Christoffer Foltmar (17 October 1718 – 4 April 1759) was a Danish painter of miniatures and organist.

==Early life==
Foltmar was the son of musician Johan Voltmar, and he was the brother of composers Herman Friedrich Voltmar, Johan Foltmar, and painter Christian Ulrik Foltmar. He trained both in music and painting and was the pupil of Jacob Fosie in both areas, who was the painter and organist at the Church of Holmen. Foltmar later specialized in miniature painting in watercolor and enamel.

==Music==
In 1739 he became the organist at Vajsenhus, whose organ he and his brother Johan reportedly single-handedly newly built.

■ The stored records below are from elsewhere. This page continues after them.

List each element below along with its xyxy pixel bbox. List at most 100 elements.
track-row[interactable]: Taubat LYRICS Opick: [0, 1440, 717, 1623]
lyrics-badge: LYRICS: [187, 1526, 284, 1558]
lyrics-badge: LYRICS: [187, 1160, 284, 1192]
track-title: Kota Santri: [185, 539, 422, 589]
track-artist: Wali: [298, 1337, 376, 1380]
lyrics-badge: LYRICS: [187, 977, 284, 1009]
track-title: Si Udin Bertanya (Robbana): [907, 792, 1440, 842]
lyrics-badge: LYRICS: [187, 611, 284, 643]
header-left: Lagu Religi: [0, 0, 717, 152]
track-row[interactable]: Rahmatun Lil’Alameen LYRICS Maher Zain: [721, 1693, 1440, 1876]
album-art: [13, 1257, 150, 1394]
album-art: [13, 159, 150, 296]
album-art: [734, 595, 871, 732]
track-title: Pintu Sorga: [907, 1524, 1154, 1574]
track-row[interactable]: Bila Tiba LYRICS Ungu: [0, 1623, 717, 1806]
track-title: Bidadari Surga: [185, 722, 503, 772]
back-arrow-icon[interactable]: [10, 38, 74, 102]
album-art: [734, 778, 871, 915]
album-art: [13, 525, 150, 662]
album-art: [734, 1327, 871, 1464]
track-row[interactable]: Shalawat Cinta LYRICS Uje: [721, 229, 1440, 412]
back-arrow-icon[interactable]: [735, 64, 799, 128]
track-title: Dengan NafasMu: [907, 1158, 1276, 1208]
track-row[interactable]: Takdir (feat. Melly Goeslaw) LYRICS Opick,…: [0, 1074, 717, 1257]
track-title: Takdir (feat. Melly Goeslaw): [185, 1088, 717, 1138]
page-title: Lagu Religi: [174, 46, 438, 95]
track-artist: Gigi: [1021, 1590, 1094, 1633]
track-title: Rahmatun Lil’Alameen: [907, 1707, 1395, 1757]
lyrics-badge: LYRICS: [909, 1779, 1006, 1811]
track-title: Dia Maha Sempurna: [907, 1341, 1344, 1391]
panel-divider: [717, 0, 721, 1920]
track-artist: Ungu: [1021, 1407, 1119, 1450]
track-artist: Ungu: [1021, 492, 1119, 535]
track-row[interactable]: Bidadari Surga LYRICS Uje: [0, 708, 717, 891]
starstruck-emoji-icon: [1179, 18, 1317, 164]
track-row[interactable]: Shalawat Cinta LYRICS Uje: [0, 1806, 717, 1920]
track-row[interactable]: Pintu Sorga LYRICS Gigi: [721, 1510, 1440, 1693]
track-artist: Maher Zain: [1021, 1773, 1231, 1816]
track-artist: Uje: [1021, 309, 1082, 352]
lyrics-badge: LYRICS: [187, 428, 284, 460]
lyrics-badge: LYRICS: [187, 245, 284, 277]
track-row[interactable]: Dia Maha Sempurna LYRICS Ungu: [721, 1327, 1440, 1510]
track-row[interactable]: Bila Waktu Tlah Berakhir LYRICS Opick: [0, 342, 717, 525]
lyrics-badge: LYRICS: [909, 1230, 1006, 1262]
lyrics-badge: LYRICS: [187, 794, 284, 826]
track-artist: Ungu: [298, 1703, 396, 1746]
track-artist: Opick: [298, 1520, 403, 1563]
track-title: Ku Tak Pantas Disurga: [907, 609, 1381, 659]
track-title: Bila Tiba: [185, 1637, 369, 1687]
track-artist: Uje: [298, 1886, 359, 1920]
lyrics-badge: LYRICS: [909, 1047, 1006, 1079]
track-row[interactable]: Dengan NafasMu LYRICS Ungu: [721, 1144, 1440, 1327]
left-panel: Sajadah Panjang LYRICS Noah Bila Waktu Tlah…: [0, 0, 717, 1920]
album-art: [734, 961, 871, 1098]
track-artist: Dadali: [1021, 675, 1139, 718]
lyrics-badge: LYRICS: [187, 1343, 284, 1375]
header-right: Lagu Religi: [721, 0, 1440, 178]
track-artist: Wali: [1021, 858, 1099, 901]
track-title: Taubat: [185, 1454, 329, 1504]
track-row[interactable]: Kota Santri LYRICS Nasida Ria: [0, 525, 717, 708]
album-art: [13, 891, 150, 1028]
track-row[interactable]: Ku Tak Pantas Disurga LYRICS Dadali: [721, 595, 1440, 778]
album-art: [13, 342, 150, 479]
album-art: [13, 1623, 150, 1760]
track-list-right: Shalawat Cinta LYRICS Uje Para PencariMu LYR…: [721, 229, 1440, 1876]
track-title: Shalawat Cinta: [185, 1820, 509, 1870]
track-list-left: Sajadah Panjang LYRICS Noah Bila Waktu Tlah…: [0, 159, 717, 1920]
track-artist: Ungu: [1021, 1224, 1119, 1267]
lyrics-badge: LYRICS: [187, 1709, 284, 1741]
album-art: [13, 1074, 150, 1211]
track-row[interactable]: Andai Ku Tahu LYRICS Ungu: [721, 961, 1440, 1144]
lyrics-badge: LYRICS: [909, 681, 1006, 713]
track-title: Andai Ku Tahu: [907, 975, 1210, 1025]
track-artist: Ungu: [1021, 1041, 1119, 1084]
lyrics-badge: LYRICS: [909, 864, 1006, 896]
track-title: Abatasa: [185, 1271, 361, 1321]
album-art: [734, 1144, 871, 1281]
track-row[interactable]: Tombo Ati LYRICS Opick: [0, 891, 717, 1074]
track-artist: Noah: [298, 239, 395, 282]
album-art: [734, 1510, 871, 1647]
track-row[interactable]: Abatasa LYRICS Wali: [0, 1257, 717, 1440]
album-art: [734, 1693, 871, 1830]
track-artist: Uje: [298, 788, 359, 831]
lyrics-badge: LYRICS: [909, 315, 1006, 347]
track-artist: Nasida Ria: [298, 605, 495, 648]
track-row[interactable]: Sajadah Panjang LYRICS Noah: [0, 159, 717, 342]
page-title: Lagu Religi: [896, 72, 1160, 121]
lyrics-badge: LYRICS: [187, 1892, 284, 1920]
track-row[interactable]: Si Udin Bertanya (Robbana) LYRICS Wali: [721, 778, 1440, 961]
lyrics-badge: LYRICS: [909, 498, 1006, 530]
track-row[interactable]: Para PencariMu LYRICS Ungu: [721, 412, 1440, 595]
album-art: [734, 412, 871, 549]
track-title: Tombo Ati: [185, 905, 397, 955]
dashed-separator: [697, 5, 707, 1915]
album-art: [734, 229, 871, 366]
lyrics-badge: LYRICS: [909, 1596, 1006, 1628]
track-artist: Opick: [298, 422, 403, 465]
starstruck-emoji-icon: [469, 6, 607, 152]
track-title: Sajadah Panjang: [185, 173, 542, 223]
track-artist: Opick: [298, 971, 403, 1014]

Vajsenhus organists were poorly paid and Foltmar was promised to follow his mentor Fosie as organist at the Church of Holmen. However Foltmar died first and therefore did not get the coveted office.

==Painting==
His main work was miniature painting. His clients were the royal family, which had close links with the Voltmar/Foltmar family, and also other members of the court and many of the city rich people of the royal court. He was appointed the official miniature painter in 1749 and provided a large number of thumbnails in the enamel of the royal family's snuff boxes, jewelry and other small items. At the same time he was also the drawing teacher for King Frederick V of Denmark's children.